A Data-Driven Multi-Objective Approach for Predicting Mechanical Performance, Flowability, and Porosity in Ultra-High-Performance Concrete (UHPC)

TL;DR

This paper introduces a data-driven multi-objective machine learning framework, primarily using XGBoost, to accurately predict mechanical performance, flowability, and porosity of UHPC, reducing experimental testing.

Contribution

It develops a novel two-stage XGBoost-based framework with feature selection and outlier removal, enhancing prediction accuracy for UHPC properties.

Findings

XGBoost achieved the highest accuracy among tested models.

Feature selection and outlier removal improved model performance.

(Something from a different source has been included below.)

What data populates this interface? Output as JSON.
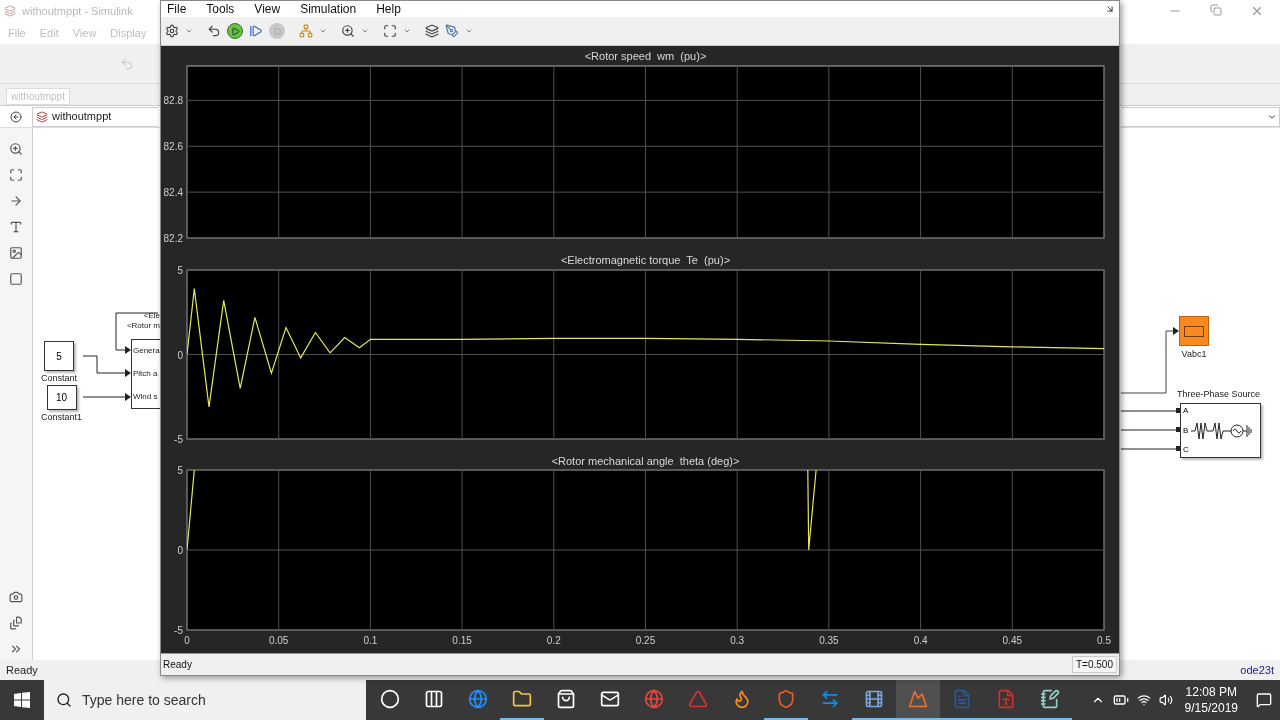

The framework reduces the need for extensive experimental testing.

Abstract

This study presents a data-driven, multi-objective approach to predict the mechanical performance, flow ability, and porosity of Ultra-High-Performance Concrete (UHPC). Out of 21 machine learning algorithms tested, five high-performing models are selected, with XGBoost showing the best accuracy after hyperparameter tuning using Random Search and K-Fold Cross-Validation. The framework follows a two-stage process: the initial XGBoost model is built using raw data, and once selected as the final model, the dataset is cleaned by (1) removing multicollinear features, (2) identifying outliers with Isolation Forest, and (3) selecting important features using SHAP analysis. The refined dataset as model 2 is then used to retrain XGBoost, which achieves high prediction accuracy across all outputs. A graphical user interface (GUI) is also developed to support material designers. Overall, the proposed framework significantly improves the prediction accuracy and minimizes the need for extensive experimental testing in UHPC mix design.